Paris na década de 1920: A emancipada

 

PARIS NA DÉCADA DE 1920: A EMANCIPADA

Miguel Carqueija

 

Resenha do romance de costumes “A emancipada”, de Victor Margueritte. Editora Flores & Mano, Rio de Janeiro, sem data. Título original francês: “La garçonne”. Acompanha uma carta de Anatole France.

 

Sem indicação de tradução, este estranho romance, pelos textos introdutórios inclusive do autor, pretende defender certos valores, não ser obra de baixo quilate moral. Ele mesmo observa sobre a personagem Monica Lerbier, e sobre o seu envolvimento com coisas torpes: “Respondo que vale mais, já que o mal existe, revelá-lo do que ocultá-lo”. E explica porque a fez rica: “Porque sua fortuna, como sua educação, é uma das condições de sua queda”. O autor, portanto, defende não ser pornógrafo e reconhece que aborda um mundo torpe na alta sociedade parisiense. Mas, não terá errado a mão?

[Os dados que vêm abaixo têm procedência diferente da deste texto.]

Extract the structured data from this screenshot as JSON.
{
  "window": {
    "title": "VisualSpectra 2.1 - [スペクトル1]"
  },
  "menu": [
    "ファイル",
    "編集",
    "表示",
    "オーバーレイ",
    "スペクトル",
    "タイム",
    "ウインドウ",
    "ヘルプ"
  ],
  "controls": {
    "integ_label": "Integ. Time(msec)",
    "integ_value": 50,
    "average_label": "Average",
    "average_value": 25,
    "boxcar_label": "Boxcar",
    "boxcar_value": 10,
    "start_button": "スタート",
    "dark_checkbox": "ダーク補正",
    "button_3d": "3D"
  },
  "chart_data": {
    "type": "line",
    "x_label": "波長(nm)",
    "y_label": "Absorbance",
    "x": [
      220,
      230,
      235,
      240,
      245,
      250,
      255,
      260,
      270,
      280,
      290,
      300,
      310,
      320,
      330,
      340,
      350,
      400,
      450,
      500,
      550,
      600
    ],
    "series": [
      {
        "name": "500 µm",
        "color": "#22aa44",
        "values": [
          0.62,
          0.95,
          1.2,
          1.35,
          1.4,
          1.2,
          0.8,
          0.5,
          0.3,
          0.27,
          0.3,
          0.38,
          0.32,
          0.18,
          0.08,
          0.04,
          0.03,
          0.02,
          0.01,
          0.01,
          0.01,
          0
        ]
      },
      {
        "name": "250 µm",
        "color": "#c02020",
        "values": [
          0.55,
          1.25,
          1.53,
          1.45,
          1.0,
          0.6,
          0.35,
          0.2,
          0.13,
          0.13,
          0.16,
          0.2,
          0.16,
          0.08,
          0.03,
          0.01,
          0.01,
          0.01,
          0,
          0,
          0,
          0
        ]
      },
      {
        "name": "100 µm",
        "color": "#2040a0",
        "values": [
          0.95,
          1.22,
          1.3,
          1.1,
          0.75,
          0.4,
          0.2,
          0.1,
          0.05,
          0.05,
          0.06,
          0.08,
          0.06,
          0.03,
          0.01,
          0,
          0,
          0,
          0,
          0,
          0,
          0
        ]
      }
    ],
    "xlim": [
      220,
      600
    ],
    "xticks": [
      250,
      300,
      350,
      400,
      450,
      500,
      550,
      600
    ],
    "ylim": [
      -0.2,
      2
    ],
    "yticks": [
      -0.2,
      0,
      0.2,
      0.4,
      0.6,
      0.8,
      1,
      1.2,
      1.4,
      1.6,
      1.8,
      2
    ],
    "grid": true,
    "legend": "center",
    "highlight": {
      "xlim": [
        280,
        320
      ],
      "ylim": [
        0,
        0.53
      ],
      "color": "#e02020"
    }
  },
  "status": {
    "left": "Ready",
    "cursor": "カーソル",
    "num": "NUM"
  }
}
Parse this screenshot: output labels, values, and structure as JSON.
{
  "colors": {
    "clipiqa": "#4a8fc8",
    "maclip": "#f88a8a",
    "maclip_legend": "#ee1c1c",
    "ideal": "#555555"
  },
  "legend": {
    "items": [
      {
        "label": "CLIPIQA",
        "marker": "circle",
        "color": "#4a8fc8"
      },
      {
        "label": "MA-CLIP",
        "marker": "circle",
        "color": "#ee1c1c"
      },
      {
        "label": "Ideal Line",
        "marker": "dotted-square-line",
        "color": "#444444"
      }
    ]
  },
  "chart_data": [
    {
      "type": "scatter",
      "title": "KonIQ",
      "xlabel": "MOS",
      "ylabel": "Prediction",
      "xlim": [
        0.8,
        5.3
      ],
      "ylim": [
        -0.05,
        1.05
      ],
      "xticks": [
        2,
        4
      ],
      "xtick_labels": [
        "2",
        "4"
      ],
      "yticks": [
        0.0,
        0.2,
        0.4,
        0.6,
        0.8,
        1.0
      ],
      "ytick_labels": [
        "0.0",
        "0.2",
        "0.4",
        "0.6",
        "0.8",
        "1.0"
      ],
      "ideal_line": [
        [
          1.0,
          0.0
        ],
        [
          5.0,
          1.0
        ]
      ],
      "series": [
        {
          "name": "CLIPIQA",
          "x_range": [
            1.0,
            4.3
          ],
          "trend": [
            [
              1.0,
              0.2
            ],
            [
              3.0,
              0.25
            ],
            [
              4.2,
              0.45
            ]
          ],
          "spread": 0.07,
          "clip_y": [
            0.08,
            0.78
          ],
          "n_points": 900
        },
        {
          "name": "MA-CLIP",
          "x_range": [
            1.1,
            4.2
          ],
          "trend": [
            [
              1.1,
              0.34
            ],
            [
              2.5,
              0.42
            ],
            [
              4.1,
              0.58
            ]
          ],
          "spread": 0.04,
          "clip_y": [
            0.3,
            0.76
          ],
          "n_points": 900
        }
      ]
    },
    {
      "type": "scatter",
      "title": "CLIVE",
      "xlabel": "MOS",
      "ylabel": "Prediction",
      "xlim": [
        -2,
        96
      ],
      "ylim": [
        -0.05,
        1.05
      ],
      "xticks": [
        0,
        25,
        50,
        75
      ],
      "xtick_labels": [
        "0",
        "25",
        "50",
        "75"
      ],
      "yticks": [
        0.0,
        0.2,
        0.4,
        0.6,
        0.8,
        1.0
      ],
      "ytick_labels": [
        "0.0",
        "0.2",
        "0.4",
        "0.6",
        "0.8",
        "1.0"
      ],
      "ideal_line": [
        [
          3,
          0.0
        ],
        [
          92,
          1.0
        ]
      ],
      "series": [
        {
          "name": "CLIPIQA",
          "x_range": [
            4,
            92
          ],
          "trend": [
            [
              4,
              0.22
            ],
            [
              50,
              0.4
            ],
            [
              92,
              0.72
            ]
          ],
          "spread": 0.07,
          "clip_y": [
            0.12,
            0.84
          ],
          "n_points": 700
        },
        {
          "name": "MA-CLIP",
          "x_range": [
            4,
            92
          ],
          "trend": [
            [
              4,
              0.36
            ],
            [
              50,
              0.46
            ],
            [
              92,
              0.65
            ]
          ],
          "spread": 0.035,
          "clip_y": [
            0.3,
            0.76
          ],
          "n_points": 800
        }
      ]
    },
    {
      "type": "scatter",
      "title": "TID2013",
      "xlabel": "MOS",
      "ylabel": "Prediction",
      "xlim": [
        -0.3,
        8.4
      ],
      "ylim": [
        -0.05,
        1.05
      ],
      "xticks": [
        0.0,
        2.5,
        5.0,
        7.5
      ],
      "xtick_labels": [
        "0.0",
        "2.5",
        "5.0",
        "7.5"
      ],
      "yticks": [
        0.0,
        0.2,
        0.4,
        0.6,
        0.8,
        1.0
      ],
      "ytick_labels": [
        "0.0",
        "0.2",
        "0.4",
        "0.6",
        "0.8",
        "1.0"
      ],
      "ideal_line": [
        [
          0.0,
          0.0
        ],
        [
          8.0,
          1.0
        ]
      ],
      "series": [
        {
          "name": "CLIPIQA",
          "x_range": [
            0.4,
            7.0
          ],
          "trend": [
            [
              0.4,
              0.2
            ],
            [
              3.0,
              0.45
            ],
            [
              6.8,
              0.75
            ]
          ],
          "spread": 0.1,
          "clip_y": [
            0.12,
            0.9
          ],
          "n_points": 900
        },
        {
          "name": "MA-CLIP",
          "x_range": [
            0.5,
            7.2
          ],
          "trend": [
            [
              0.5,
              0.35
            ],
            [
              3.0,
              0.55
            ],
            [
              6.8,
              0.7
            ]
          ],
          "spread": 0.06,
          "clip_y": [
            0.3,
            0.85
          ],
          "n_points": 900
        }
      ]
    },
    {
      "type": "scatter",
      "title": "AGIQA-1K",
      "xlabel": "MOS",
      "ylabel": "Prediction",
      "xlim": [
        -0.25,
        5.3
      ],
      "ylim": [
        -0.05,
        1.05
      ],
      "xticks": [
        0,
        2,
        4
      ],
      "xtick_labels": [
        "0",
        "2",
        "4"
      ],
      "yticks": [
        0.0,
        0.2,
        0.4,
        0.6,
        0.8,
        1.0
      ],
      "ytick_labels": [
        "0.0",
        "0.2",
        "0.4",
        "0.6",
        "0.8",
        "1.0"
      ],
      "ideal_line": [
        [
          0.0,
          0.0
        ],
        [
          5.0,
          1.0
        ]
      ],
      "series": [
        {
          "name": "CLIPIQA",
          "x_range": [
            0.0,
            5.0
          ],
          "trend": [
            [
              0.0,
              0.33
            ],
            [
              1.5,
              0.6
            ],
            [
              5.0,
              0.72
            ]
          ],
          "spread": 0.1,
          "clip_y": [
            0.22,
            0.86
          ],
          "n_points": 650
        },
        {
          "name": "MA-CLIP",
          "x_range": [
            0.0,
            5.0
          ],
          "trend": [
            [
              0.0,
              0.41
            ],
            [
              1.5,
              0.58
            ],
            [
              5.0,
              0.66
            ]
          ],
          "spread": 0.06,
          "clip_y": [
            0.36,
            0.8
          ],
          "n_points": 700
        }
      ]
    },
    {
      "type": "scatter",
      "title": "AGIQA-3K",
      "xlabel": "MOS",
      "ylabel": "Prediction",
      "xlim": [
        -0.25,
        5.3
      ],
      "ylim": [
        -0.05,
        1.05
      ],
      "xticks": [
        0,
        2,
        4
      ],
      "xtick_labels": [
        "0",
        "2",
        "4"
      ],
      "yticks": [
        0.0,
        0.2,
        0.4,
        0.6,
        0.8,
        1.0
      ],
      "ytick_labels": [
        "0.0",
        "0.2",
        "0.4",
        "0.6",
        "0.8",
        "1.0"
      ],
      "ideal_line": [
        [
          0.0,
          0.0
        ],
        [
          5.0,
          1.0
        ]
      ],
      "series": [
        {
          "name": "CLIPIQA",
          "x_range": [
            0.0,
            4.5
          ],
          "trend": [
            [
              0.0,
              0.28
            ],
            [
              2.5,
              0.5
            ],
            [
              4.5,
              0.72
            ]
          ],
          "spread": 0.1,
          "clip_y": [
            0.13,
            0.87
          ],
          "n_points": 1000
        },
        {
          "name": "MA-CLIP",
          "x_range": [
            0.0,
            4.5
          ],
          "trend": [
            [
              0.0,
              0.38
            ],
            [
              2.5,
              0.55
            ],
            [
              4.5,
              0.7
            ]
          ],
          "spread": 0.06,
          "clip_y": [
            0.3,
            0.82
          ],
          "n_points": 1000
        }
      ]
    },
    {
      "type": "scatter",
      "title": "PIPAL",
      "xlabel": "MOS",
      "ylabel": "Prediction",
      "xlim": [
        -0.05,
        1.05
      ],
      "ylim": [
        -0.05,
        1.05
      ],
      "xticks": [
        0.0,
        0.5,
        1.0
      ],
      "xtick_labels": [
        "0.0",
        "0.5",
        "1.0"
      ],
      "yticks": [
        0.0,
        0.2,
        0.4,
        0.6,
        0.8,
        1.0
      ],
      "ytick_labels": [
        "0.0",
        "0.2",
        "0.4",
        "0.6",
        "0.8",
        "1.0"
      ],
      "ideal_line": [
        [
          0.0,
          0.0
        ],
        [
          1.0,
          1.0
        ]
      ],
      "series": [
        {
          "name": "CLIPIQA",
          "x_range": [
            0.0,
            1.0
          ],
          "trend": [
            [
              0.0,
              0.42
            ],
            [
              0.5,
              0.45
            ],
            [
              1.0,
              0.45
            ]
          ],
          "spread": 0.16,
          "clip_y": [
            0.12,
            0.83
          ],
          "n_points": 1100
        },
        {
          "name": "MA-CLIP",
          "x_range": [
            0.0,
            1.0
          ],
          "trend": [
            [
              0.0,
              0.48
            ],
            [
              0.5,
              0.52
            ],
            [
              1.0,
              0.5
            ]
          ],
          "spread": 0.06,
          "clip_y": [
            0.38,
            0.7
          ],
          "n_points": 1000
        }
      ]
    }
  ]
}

Eu acho que sim, inclusive porque coloca, como amante de Monica por algum tempo, um sujeito apresentado como um “dançarino nu” (sic). Esse detalhe era absolutamente dispensável e eu não consigo acreditar que na França de 1920 fossem admitidas apresentações públicas de “dançarinos nus”; provavelmente haveria prisão por atentado ao pudor.

A história em resumo é essa: Monica é uma jovem de família abastada e está prestes a casar com um sujeito rico. O pai e a mãe de Monica estão entusiasmados, mas por trás disso existem interesses financeiros. Então Monica descobre que seu noivo a está traindo. E ela, até então uma moça pura, de tanta revolta se entrega a um desconhecido qualquer e depois briga com o pai, com a mãe e com o noivo e vi viver sozinha. Consegue um meio de se tornar empresária e tem vários amantes, inclusive um escritor possessivo que tenta matá-la. Por fim descobre o homem ideal, que a respeita. E sempre lembrando a falecida Tia Sylvestre, mulher virtuosa a quem Monica realmente amava, encontra o verdadeiro amor em Georges, chegando mesmo a aceitar casar-se com ele.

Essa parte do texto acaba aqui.